Ohio Standing Committee Withholds Consent for Florida Election

Holt, between two dioceses

By Kirk Petersen

In an unusual move, the Standing Committee of the Diocese of Ohio has announced that it does not consent to the election of the Rev. Charlie Holt as bishop coadjutor of the Diocese of Florida.

A bishop-elect in the Episcopal Church cannot be consecrated without receiving the consent of a majority of all diocesan standing committees and a majority of bishops diocesan. Most elections routinely receive the necessary consents, and the Church Center does not announce vote totals or disclose any dissenting votes. TLC could find no record in the last decade of a diocese announcing a decision during the consent process.

The Ohio committee’s 800-word announcement said “the Rev. Holt has made statements that have been hurtful not only to the LGBTQ community but also to our communities of color.” Citing the findings of a church Court of Review, the Ohio committee also said: “The Diocese of Florida has a long history of discrimination and disenfranchisement of LGBTQ+ clergy and laity. Policies and practices put in place by the current bishop (the Rt. Rev. Samuel Johnson Howard) have made it inherently impossible for a truly fair and inclusive election to take place in the diocese.”

The 120-day consent period, which began when the Florida Standing Committee formally asked for consent after responding to the court opinion, will end on July 20. If Holt has not received the necessary consents by then, the election will be voided.

Ohio Standing Committee President Pam O’Halloran told TLC the committee made the public announcement because of the high level of interest within the Diocese of Ohio. Asked if the announcement was an attempt to persuade other bishops and standing committees, she said “that was not the intention. We were communicating with our diocese.”

Holt and the head of the Florida Standing Committee expressed disappointment at the Ohio announcement.

“I hope it will lead to a wide and probing conversation regarding some of the issues that have arisen,” Holt wrote, in a response posted on the Diocese of Florida website. The Ohio committee “suggests that it could not consent to my election because the composition of the electorate has been corrupted by the diocese’s current bishop. How long must a diocese that finds itself in this situation go without a bishop before the electorate in the diocese is suitably reconstituted?”
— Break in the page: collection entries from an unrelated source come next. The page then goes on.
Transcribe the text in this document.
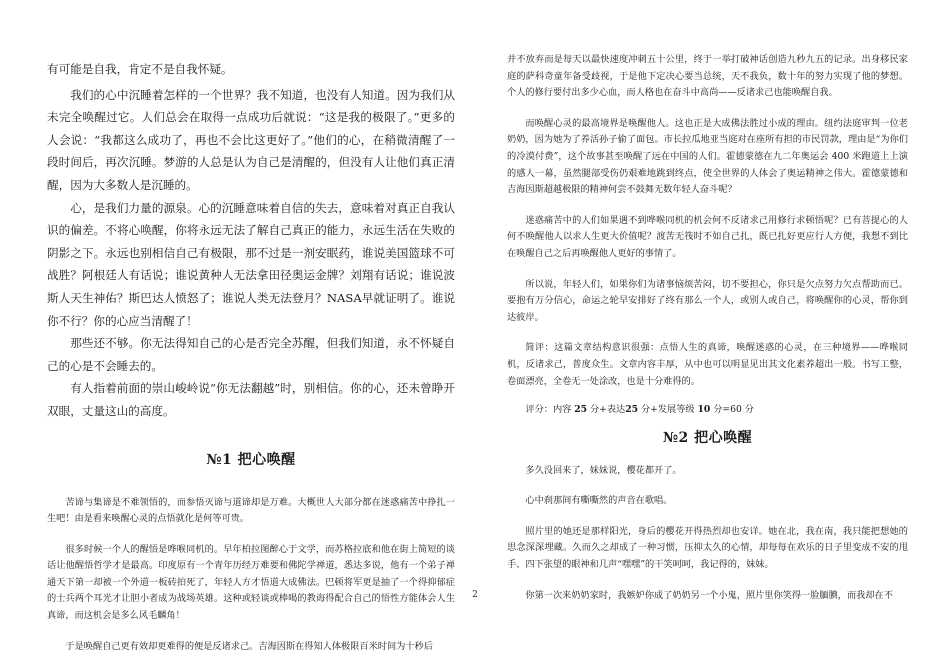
有可能是自我，肯定不是自我怀疑。

我们的心中沉睡着怎样的一个世界？我不知道，也没有人知道。因为我们从未完全唤醒过它。人们总会在取得一点成功后就说：“这是我的极限了。”更多的人会说：“我都这么成功了，再也不会比这更好了。”他们的心，在稍微清醒了一段时间后，再次沉睡。梦游的人总是认为自己是清醒的，但没有人让他们真正清醒，因为大多数人是沉睡的。

心，是我们力量的源泉。心的沉睡意味着自信的失去，意味着对真正自我认识的偏差。不将心唤醒，你将永远无法了解自己真正的能力，永远生活在失败的阴影之下。永远也别相信自己有极限，那不过是一剂安眠药，谁说美国篮球不可战胜？阿根廷人有话说；谁说黄种人无法拿田径奥运金牌？刘翔有话说；谁说波斯人天生神佑？斯巴达人愤怒了；谁说人类无法登月？NASA早就证明了。谁说你不行？你的心应当清醒了！

那些还不够。你无法得知自己的心是否完全苏醒，但我们知道，永不怀疑自己的心是不会睡去的。

有人指着前面的崇山峻岭说“你无法翻越”时，别相信。你的心，还未曾睁开双眼，丈量这山的高度。

№1 把心唤醒

苦谛与集谛是不难领悟的，而参悟灭谛与道谛却是万难。大概世人大部分都在迷惑痛苦中挣扎一生吧！由是看来唤醒心灵的点悟就化是何等可贵。

很多时候一个人的醒悟是哗喉同机的。早年柏拉图醉心于文学，而苏格拉底和他在街上简短的谈话让他醒悟哲学才是最高。印度原有一个青年历经万难要和佛陀学禅道，悉达多说，他有一个弟子禅通天下第一却被一个外道一板砖拍死了，年轻人方才悟道大成佛法。巴顿将军更是抽了一个得抑郁症的士兵两个耳光才让胆小者成为战场英雄。这种或轻谈或棒喝的教诲得配合自己的悟性方能体会人生真谛，而这机会是多么风毛麟角！

于是唤醒自己更有效却更难得的便是反诸求己。吉海因斯在得知人体极限百米时间为十秒后

并不放弃而是每天以最快速度冲刺五十公里，终于一举打破神话创造九秒九五的记录。出身移民家庭的萨科奇童年备受歧视，于是他下定决心要当总统，天不我负，数十年的努力实现了他的梦想。个人的修行要付出多少心血，而人格也在奋斗中高尚——反诸求己也能唤醒自我。

而唤醒心灵的最高境界是唤醒他人。这也正是大成佛法胜过小成的理由。纽约法庭审判一位老奶奶，因为她为了养活孙子偷了面包。市长拉瓜地亚当庭对在座所有担的市民罚款，理由是“为你们的冷漠付费”，这个故事甚至唤醒了远在中国的人们。霍德蒙德在九二年奥运会 400 米跑道上上演的感人一幕，虽然腿部受伤仍艰难地跳到终点，使全世界的人体会了奥运精神之伟大。霍德蒙德和吉海因斯超越极限的精神何尝不鼓舞无数年轻人奋斗呢？

迷惑痛苦中的人们如果遇不到哗喉同机的机会何不反诸求己用修行求顿悟呢？已有菩提心的人何不唤醒他人以求人生更大价值呢？渡苦无筏时不如自己扎，既已扎好更应行人方便，我想不到比在唤醒自己之后再唤醒他人更好的事情了。

所以说，年轻人们，如果你们为诸事恼烦苦闷，切不要担心，你只是欠点努力欠点帮助而已。要抱有万分信心，命运之轮早安排好了终有那么一个人，或别人或自己，将唤醒你的心灵，帮你到达彼岸。

简评：这篇文章结构意识很强：点悟人生的真谛，唤醒迷惑的心灵，在三种境界——哗喉同机，反诸求己，普度众生。文章内容丰厚，从中也可以明显见出其文化素养超出一般。书写工整，卷面漂亮，全卷无一处涂改，也是十分难得的。

评分：内容 25 分+表达25 分+发展等级 10 分=60 分

№2 把心唤醒

多久没回来了，妹妹说，樱花都开了。

心中刹那间有嘶嘶然的声音在歌唱。

照片里的她还是那样阳光，身后的樱花开得热烈却也安详。她在北，我在南，我只能把想她的思念深深埋藏。久而久之却成了一种习惯，压抑太久的心情，却每每在欢乐的日子里变成不安的甩手、四下张望的眼神和几声“嘿嘿”的干笑呵呵，我记得的，妹妹。

你第一次来奶奶家时，我嫉妒你成了奶奶另一个小鬼，照片里你笑得一脸腼腆，而我却在不

2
Florida Standing Committee President Joe Gibbes, who emphasized he was speaking only for himself, told TLC by email: “if the majority of the wider church is ultimately shown to be more aligned with the position of Ohio’s Standing Committee than with Florida’s faithful discernment about mission and ministry in our own context, we will certainly need the prayers, wisdom, and support of the wider church as we help the majority of our Diocese come to terms with the fact that the Episcopal Church is unable to honor their discernment.”

Holt and Gibbes both criticized the Court of Review. “The church’s Court of Review was chaired by the co-convener of an advocacy group that was openly campaigning against my election,” Holt wrote. “Is the church comfortable with this standard?” Gibbes said: “I wonder with some concern that the Ohio Standing Committee regards the Consultation’s disparaging letter as policy.” The Consultation, a coalition of progressive Episcopal groups, raised concerns in a June 2022 letter about a societal environment of “white nationalism, attacks on vulnerable groups, and on democracy itself,” as well as racism and homophobia — but stopped short of explicitly accusing Holt of any of those things.
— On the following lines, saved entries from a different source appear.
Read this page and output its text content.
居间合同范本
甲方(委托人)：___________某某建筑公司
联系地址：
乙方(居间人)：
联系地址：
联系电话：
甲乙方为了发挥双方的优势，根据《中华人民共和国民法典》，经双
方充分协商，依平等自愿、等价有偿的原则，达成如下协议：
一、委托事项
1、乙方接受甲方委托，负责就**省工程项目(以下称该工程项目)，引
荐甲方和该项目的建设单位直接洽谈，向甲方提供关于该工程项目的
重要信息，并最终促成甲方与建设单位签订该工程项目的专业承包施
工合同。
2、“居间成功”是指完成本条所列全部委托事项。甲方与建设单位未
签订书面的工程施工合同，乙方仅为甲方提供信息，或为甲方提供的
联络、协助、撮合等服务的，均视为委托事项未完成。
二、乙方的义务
The Diocese of Florida election has been one of the most controversial in recent years. Holt was elected at two diocesan conventions in 2022, in May and November. Each election was criticized by a church Court of Review. The court opinion for the first election addressed the relatively benign issue of whether a quorum was present. But the second opinion was explosive, questioning the integrity of both the election and of Bishop Howard, and leading to a fierce rebuttal from the Florida Standing Committee.

Howard, who will reach the mandatory retirement age of 72 on September 8, did not respond to a request for comment. If there is no bishop in place when he retires, the Florida Standing Committee would become the ecclesiastical authority of the diocese, pending election of a bishop.

Florida is one of a handful of dioceses that have been led in recent years by bishops who oppose the church’s decision to authorize same-sex wedding rites. Another such diocese, Albany, has announced an initial slate of four candidates for an election convention scheduled for September 8. That election will be closely watched because Albany has not had a bishop diocesan for more than two years, since the Rt. Rev. William Love resigned in the face of disciplinary action over his refusal to allow same-sex wedding rites. Additional candidates can be nominated by petition until June 7.

Two other conservative dioceses, Springfield and Central Florida, elected new bishops in December 2021 and January 2023, respectively. Both received consent without controversy.

The last time a diocese failed to receive consent was the 2018 election in the Diocese of Haiti, after a Court of Review found that the outgoing bishop had “packed” the electorate by ordaining a large number of deacons in the months leading up to the vote, thereby increasing the number of clergy eligible to vote by more than 50 percent. Under the canons of the church, a Court of Review cannot directly invalidate an election, but the court’s opinion can be considered in the consent process. Haiti still does not have a bishop diocesan.